I didn’t know any better. I thought it tasted good. Sure, it was bitter and smacked the back of my throat the way Ike smacked Tina but that’s what it was supposed to do, right? I pretended that it was a smooth pull, one that wasn’t about to make me vomit. I needed to look like a real man in front of my friends. My nine year old friends. After all we were all men by that point. We had thrown rocks through windows and TP’d houses of teachers and even stolen a bag of candy last Halloween. But this was different. This was the validation we needed for ourselves and the proof we needed to show all the others, whoever they may have been. This was the manliest thing any of us had ever done. It involved subterfuge and a can with an intentional misspelling. It involved actively suppressing our collective gag reflexes. Only minutes before we were just boys. We were neighborhood hoodlums of the lowest order. But no more. Now we were men. Now we knew how to drink.

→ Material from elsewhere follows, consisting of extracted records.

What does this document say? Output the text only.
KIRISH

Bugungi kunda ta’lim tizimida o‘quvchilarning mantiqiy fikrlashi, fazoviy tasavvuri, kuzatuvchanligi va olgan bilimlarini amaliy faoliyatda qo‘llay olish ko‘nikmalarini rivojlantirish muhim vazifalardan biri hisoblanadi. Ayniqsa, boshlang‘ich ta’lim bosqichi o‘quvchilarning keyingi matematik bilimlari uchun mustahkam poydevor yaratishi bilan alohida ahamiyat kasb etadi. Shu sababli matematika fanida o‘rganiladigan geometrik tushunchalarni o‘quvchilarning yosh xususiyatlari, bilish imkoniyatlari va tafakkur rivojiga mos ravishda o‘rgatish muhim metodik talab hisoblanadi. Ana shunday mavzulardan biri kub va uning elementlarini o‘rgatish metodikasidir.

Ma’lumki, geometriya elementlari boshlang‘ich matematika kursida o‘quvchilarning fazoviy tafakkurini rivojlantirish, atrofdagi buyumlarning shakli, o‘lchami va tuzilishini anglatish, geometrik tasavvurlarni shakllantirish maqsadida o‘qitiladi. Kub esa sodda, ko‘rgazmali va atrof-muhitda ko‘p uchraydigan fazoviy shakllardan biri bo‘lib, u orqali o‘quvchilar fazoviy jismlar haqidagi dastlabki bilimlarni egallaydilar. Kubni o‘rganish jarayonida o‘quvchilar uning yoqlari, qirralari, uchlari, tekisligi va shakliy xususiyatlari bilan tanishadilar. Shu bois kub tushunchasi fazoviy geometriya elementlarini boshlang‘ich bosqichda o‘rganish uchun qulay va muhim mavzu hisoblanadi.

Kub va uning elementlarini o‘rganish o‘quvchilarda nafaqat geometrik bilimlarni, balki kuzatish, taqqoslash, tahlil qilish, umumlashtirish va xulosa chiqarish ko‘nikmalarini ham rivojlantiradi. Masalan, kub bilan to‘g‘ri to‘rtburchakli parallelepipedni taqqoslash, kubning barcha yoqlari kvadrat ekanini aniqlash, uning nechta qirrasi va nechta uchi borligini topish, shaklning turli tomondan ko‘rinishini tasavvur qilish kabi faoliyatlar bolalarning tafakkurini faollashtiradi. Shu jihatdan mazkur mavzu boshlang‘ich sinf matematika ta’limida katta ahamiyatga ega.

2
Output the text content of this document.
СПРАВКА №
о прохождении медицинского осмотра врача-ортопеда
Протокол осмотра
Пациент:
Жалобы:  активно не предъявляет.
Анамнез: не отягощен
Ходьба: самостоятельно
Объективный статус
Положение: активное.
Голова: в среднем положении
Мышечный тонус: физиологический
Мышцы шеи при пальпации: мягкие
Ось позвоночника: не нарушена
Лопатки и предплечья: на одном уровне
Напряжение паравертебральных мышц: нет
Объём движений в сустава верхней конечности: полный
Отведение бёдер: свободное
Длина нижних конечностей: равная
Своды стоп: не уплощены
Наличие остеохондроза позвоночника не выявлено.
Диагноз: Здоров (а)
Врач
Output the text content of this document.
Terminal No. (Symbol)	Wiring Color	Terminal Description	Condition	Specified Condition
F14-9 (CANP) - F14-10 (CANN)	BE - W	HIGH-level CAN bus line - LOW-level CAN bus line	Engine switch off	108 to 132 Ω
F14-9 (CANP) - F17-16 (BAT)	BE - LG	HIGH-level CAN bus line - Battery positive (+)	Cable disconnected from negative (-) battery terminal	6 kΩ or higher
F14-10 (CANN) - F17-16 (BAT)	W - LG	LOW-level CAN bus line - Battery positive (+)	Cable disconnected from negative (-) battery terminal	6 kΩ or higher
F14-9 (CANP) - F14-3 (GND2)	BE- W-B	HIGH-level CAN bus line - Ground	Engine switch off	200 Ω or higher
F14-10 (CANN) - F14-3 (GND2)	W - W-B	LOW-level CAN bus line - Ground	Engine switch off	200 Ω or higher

Obviously that isn’t as true as I’m recollecting now that I reflect with a clearer mind. The beer was Miller Lite and we had argued over how best to sneak the can away from the party and open it without making a sound. The Keystone Kops made arrests faster and with more gentility than we used in our operation. The most amazing part of the entire event is how we failed to give ourselves away before we even located the contraband. Nine year olds do very little quietly and when they think they’re being sneaky things get downright clamorous.

But we did it and we drank it, each taking a stinging swig before passing it on to the next guy like it was a really good joint, which we had yet to experiment with but was soon to join our fractured self discoveries. Those discoveries would eventually, like so many before us, take us all in different directions as they tend to do. I don’t speak to any of them anymore, not even on social media. But we were together in that moment and that was important. We all would have found booze at some point but finding it together brought us closer for that formative time. For them it was a drink and an introduction to adulthood that only alcohol could bring. But for me, it was much, much more.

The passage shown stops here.